Diyerek bitirdiğinde, İrem şok olmuş gözlerle Lidan'a baktı.
“Anlayacağın İrem, hükümdar ne kadar önlem alırsa alsın kızının ölümünü engelleyememiş. Üstelik kızını korumak için yaptırdığı o yerde.” Lidan derin bir nefes alarak konuşmaya devam etti.
“Kader diye bir şey var ki İrem, kimse ondan öteye geçemez. Bir şey yaşanacaksa mutlaka yaşanır. Hükümdar ne kadar önlem aldıysa kızının ölümünü engelleyememiş. Sen bu durumu fark edip babanı korumaya çalışmış olsan bile ölümü engelleyemezsin. Kimse
yaşanacakların önüne geçemez.” Dediğinde, aralarında yine bir sessizlik meydana geldi. İrem ise bu süre zarfında sakinleşmiş ve ağlaması normale dönmüştü.

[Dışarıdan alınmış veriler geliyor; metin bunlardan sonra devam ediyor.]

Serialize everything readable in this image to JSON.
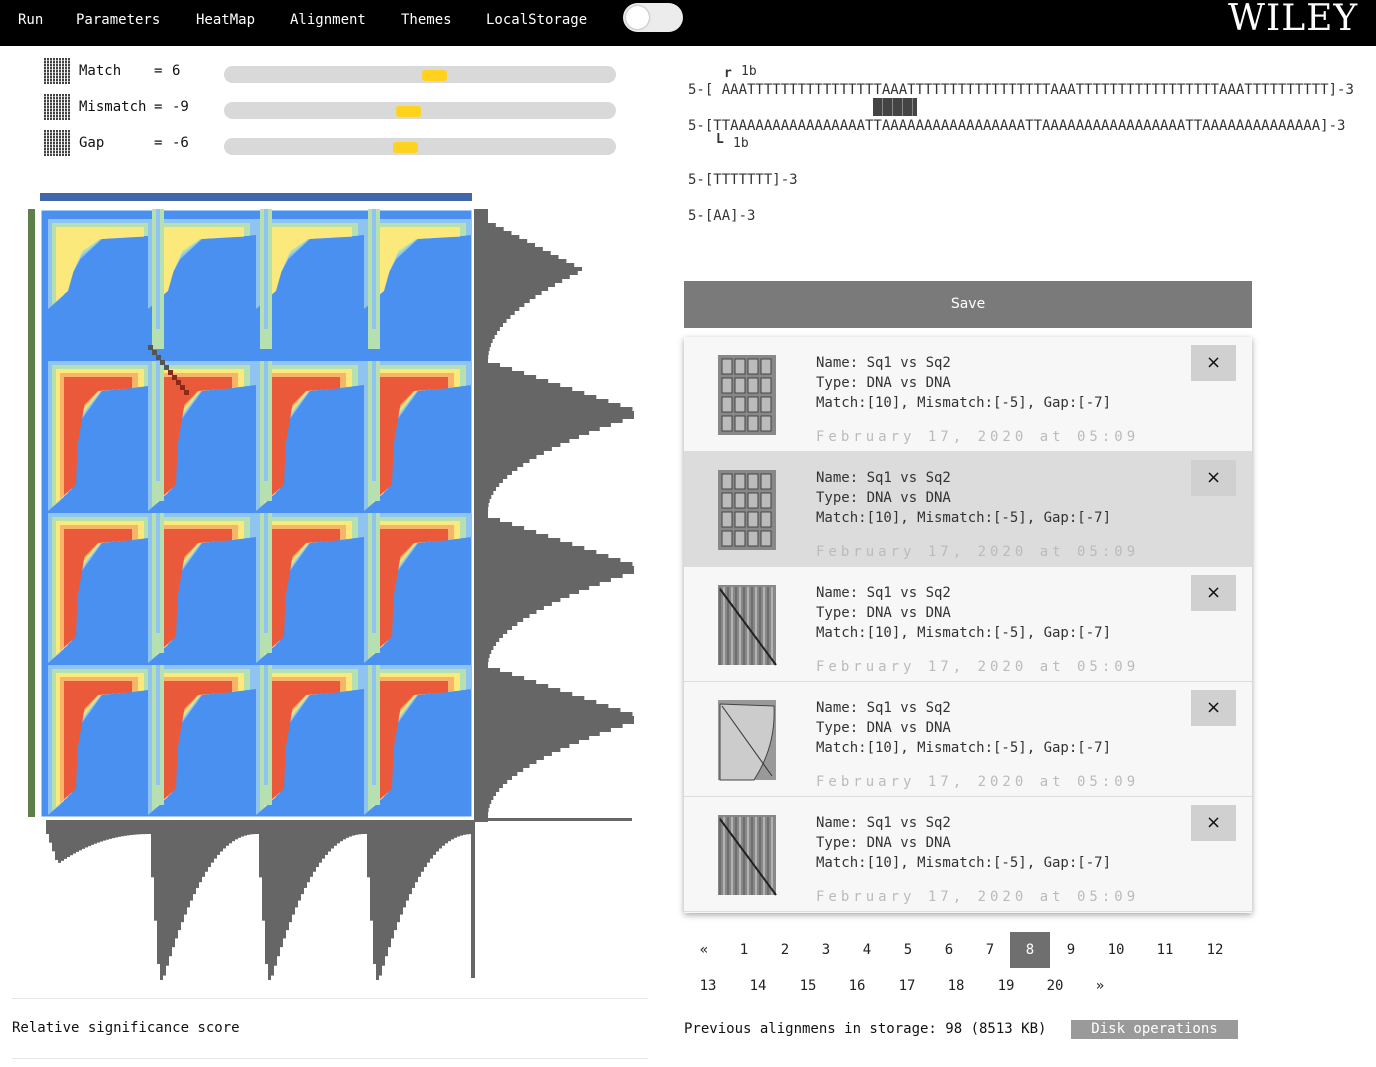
{
  "menu": {
    "run": "Run",
    "parameters": "Parameters",
    "heatmap": "HeatMap",
    "alignment": "Alignment",
    "themes": "Themes",
    "localstorage": "LocalStorage"
  },
  "brand": "WILEY",
  "params": [
    {
      "label": "Match",
      "eq": "=",
      "value": "6",
      "slider_fraction": 0.54
    },
    {
      "label": "Mismatch",
      "eq": "=",
      "value": "-9",
      "slider_fraction": 0.47
    },
    {
      "label": "Gap",
      "eq": "=",
      "value": "-6",
      "slider_fraction": 0.46
    }
  ],
  "alignment": {
    "top_marker": "r",
    "top_marker_label": "1b",
    "seq1": "5-[ AAATTTTTTTTTTTTTTTTAAATTTTTTTTTTTTTTTTTAAATTTTTTTTTTTTTTTTTAAATTTTTTTTTT]-3",
    "seq2": "5-[TTAAAAAAAAAAAAAAAATTAAAAAAAAAAAAAAAAATTAAAAAAAAAAAAAAAAATTAAAAAAAAAAAAAA]-3",
    "bottom_marker": "L",
    "bottom_marker_label": "1b",
    "seq3": "5-[TTTTTTT]-3",
    "seq4": "5-[AA]-3"
  },
  "save_label": "Save",
  "saved_items": [
    {
      "name": "Name: Sq1 vs Sq2",
      "type": "Type: DNA vs DNA",
      "params": "Match:[10], Mismatch:[-5], Gap:[-7]",
      "date": "February 17, 2020 at 05:09",
      "close": "×"
    },
    {
      "name": "Name: Sq1 vs Sq2",
      "type": "Type: DNA vs DNA",
      "params": "Match:[10], Mismatch:[-5], Gap:[-7]",
      "date": "February 17, 2020 at 05:09",
      "close": "×"
    },
    {
      "name": "Name: Sq1 vs Sq2",
      "type": "Type: DNA vs DNA",
      "params": "Match:[10], Mismatch:[-5], Gap:[-7]",
      "date": "February 17, 2020 at 05:09",
      "close": "×"
    },
    {
      "name": "Name: Sq1 vs Sq2",
      "type": "Type: DNA vs DNA",
      "params": "Match:[10], Mismatch:[-5], Gap:[-7]",
      "date": "February 17, 2020 at 05:09",
      "close": "×"
    },
    {
      "name": "Name: Sq1 vs Sq2",
      "type": "Type: DNA vs DNA",
      "params": "Match:[10], Mismatch:[-5], Gap:[-7]",
      "date": "February 17, 2020 at 05:09",
      "close": "×"
    }
  ],
  "selected_item_index": 1,
  "pagination": {
    "row1": [
      "«",
      "1",
      "2",
      "3",
      "4",
      "5",
      "6",
      "7",
      "8",
      "9",
      "10",
      "11",
      "12"
    ],
    "row2": [
      "13",
      "14",
      "15",
      "16",
      "17",
      "18",
      "19",
      "20",
      "»"
    ],
    "active": "8"
  },
  "relative_significance": "Relative significance score",
  "storage_text": "Previous alignmens in storage: 98 (8513 KB)",
  "disk_button": "Disk operations",
  "colors": {
    "heat_blue": "#4a90f0",
    "heat_lightblue": "#8fc3f0",
    "heat_green": "#b7e0b0",
    "heat_yellow": "#fbe97c",
    "heat_orange": "#f8b56a",
    "heat_red": "#ea5a3a",
    "histogram": "#666666",
    "slider_thumb": "#ffd21f"
  }
}
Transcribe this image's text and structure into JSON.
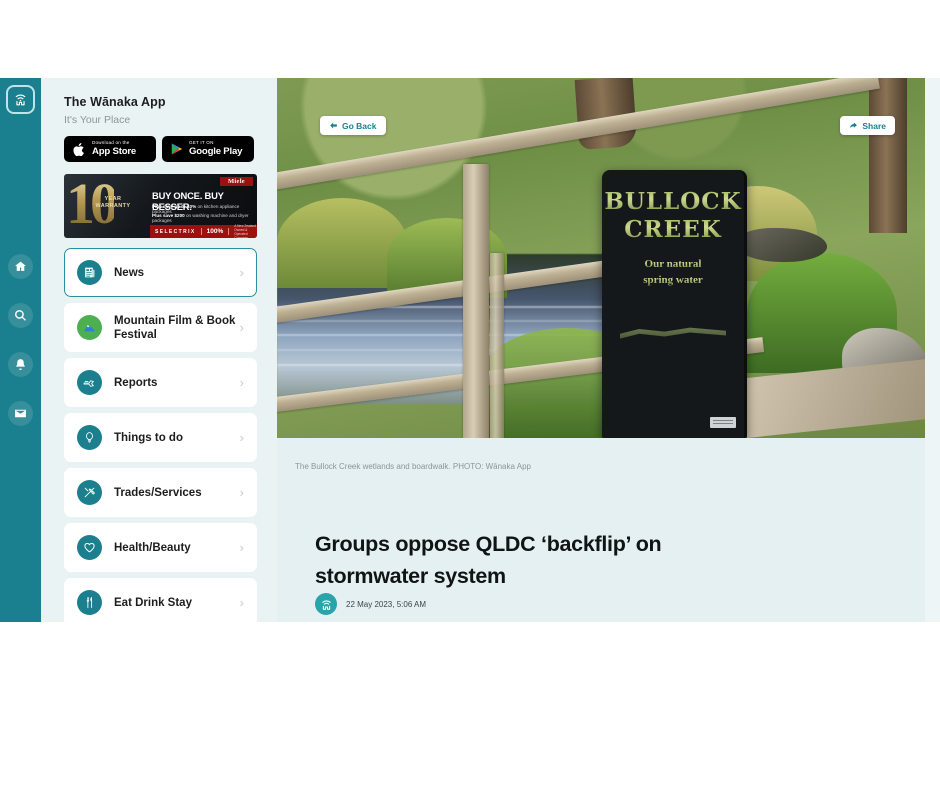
{
  "rail": {
    "logo_icon": "wanaka-app-logo",
    "items": [
      {
        "name": "home",
        "icon": "home-icon"
      },
      {
        "name": "search",
        "icon": "search-icon"
      },
      {
        "name": "notifications",
        "icon": "bell-icon"
      },
      {
        "name": "messages",
        "icon": "mail-icon"
      }
    ]
  },
  "sidebar": {
    "title": "The Wānaka App",
    "subtitle": "It's Your Place",
    "store_badges": [
      {
        "small": "Download on the",
        "big": "App Store",
        "icon": "apple-icon"
      },
      {
        "small": "GET IT ON",
        "big": "Google Play",
        "icon": "google-play-icon"
      }
    ],
    "ad": {
      "number": "10",
      "warranty_line1": "YEAR",
      "warranty_line2": "WARRANTY",
      "brand": "Miele",
      "tagline": "BUY ONCE. BUY BESSER.",
      "offer1_bold": "Plus save up to 10%",
      "offer1_rest": " on kitchen appliance packages",
      "offer2_bold": "Plus save $200",
      "offer2_rest": " on washing machine and dryer packages",
      "retailer": "SELECTRIX",
      "retailer_mark": "100%",
      "retailer_note": "A New Zealand Owned & Operated Company"
    },
    "menu": [
      {
        "label": "News",
        "icon": "newspaper-icon",
        "active": true,
        "color": "teal"
      },
      {
        "label": "Mountain Film & Book Festival",
        "icon": "mountain-icon",
        "active": false,
        "color": "green"
      },
      {
        "label": "Reports",
        "icon": "plane-icon",
        "active": false,
        "color": "teal"
      },
      {
        "label": "Things to do",
        "icon": "balloon-icon",
        "active": false,
        "color": "teal"
      },
      {
        "label": "Trades/Services",
        "icon": "tools-icon",
        "active": false,
        "color": "teal"
      },
      {
        "label": "Health/Beauty",
        "icon": "heart-icon",
        "active": false,
        "color": "teal"
      },
      {
        "label": "Eat Drink Stay",
        "icon": "cutlery-icon",
        "active": false,
        "color": "teal"
      }
    ],
    "chevron": "›"
  },
  "article": {
    "go_back_label": "Go Back",
    "share_label": "Share",
    "hero_sign": {
      "line1": "BULLOCK",
      "line2": "CREEK",
      "line3": "Our natural",
      "line4": "spring water"
    },
    "caption": "The Bullock Creek wetlands and boardwalk. PHOTO: Wānaka App",
    "headline": "Groups oppose QLDC ‘backflip’ on stormwater system",
    "date": "22 May 2023, 5:06 AM",
    "avatar_icon": "wanaka-app-avatar"
  },
  "colors": {
    "teal": "#1a7f8e",
    "teal_accent": "#2a8f9e",
    "page_bg": "#eef5f6",
    "sidebar_bg": "#eaf3f4",
    "content_bg": "#e4f0f1",
    "green": "#4caf50"
  }
}
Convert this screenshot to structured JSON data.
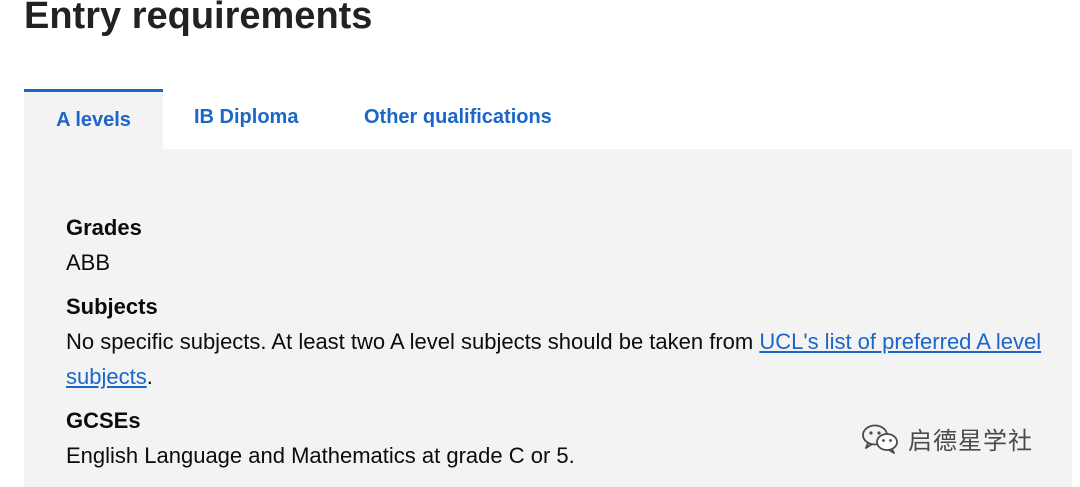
{
  "page": {
    "title": "Entry requirements"
  },
  "tabs": [
    {
      "label": "A levels",
      "active": true
    },
    {
      "label": "IB Diploma",
      "active": false
    },
    {
      "label": "Other qualifications",
      "active": false
    }
  ],
  "panel": {
    "grades_heading": "Grades",
    "grades_value": "ABB",
    "subjects_heading": "Subjects",
    "subjects_text_before": "No specific subjects. At least two A level subjects should be taken from ",
    "subjects_link": "UCL's list of preferred A level subjects",
    "subjects_text_after": ".",
    "gcses_heading": "GCSEs",
    "gcses_text": "English Language and Mathematics at grade C or 5."
  },
  "watermark": {
    "icon": "wechat-icon",
    "text": "启德星学社"
  },
  "colors": {
    "accent": "#1a66c9",
    "panel_bg": "#f3f3f3",
    "text": "#0b0c0c"
  }
}
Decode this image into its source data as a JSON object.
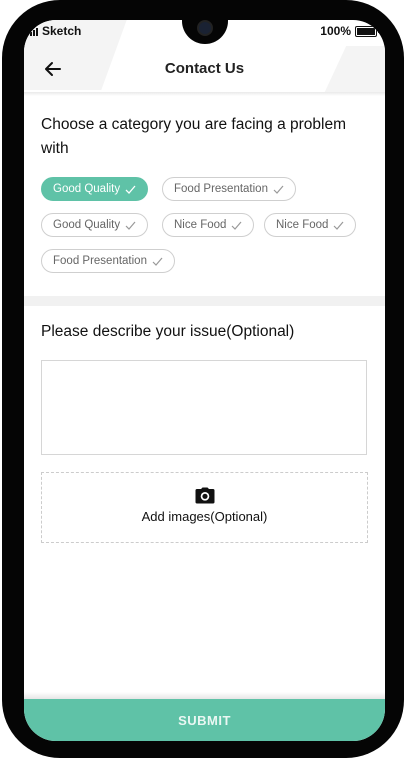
{
  "status_bar": {
    "carrier": "Sketch",
    "battery_percent": "100%"
  },
  "header": {
    "title": "Contact Us",
    "back_icon": "arrow-left-icon"
  },
  "category_section": {
    "title": "Choose a category you are facing a problem with",
    "chips": [
      {
        "label": "Good Quality",
        "selected": true
      },
      {
        "label": "Food Presentation",
        "selected": false
      },
      {
        "label": "Good Quality",
        "selected": false
      },
      {
        "label": "Nice Food",
        "selected": false
      },
      {
        "label": "Nice Food",
        "selected": false
      },
      {
        "label": "Food Presentation",
        "selected": false
      }
    ]
  },
  "issue_section": {
    "title": "Please describe your issue(Optional)",
    "value": "",
    "upload_label": "Add images(Optional)",
    "upload_icon": "camera-icon"
  },
  "footer": {
    "submit_label": "SUBMIT"
  },
  "colors": {
    "accent": "#5fc2a7",
    "chip_border": "#cfcfcf",
    "divider": "#f1f1f1"
  }
}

“İnsanoğlu daha doğmadan, ana rahmine düşer düşmez üç şey onun için belli olurmuş. Ne zaman doğacağı..
Kiminle evleneceği.. Ve ne zaman öleceği.” Diyerek tüm dikkatini İrem'e odakladı.
“Siz o gün, o yemeğe çıkmasaydınız bile bu bir şekilde olacaktı. Belki bir görevde, belki aniden gelen bir kalp krizi, belki bir trafik kazası, belki de bir beyin kanaması..”
Diyerek, kafasını arkasındaki duvara yaslayarak karşıya bakmaya başladı.
Elleri kanlı küçük ağlayan bir kız çocuğu gözlerinin önünde belirdi. Lidan’ın gözünden akan bir damla yaş hem o küçük
kıza, hem de yanındaki büyümek zorunda kalan küçük kıza eşlik etti.
“Senin bir suçun yoktu. Yaşanması gerekiyormuş ve yaşandı.” Lidan sanki bunu kendine kabul ettirmeye çalışıyor gibiydi. İrem de kafasını kaldırıp Lidan’ın baktığı yere baktı, terasın giriş kapısına.
Üstelik Lidan ağlıyordu fakat bunun farkında değil gibiydi. İrem Lidan’ın
gözlerine doğru baktı. Bu kadın ne yaşamıştı bilmiyordu ama çokta kolay şeyler olmadığını anlıyordu.
İrem'in yüzünde buruk bir tebessüm oluştu.
“Terzi kendi söküğünü dikemiyor” dediğinde, Lidan da buruk bir tebessümle bakışlarını İrem'e doğru çevirdi.
İrem ise daha fazla dayanamadı,
karşısında ki güçlü duruşunun arkasında ağır yaşanmışlıkları saklayan bu kadının boynuna uzanıp sıkıca sarıldı. Lidan da aynı şekilde karşılık verdi.
Gökyüzü de bu iki kadına eşlik etmek istercesine büyük bir nârâ kopararak kendi gözyaşlarını bu iki kadının üzerine akıttı..
Ne kadar öyle kaldılar, ne kadar ağladılar.. Her ikiside bilmiyordu fakat sırılsıklam olmuşlardı. İrem bir anda ayağa kalktı elini uzatıp cebinden bir kart çıkarttı ve karta bakarak konuşmaya başladı.
“Babam.. Babam sanırım aylar öncesinden hissetmiş yaşayacaklarını ve kendisinden geriye bir şeyler bırakmak istemiş, başka insanları yaşatacak şekilde. Öldükten sonra bile birilerini yaşatmak istemiş” dedi.
Lidan da ayağa kalktı. “İrem senin baban ölmedi, senin baban şehit oldu. Ve Şehitler hiçbir zaman ölmez. Sen bir şehit kızısın. Biliyorum çok zor ama bu gurur duyulacak bir şey. O restauranttaki insanları
korurken şehit oldu Cengiz Binbaşı.” İrem gözyaşları arasında başını salladı. Derin bir nefes alıp konuşmaya başladı.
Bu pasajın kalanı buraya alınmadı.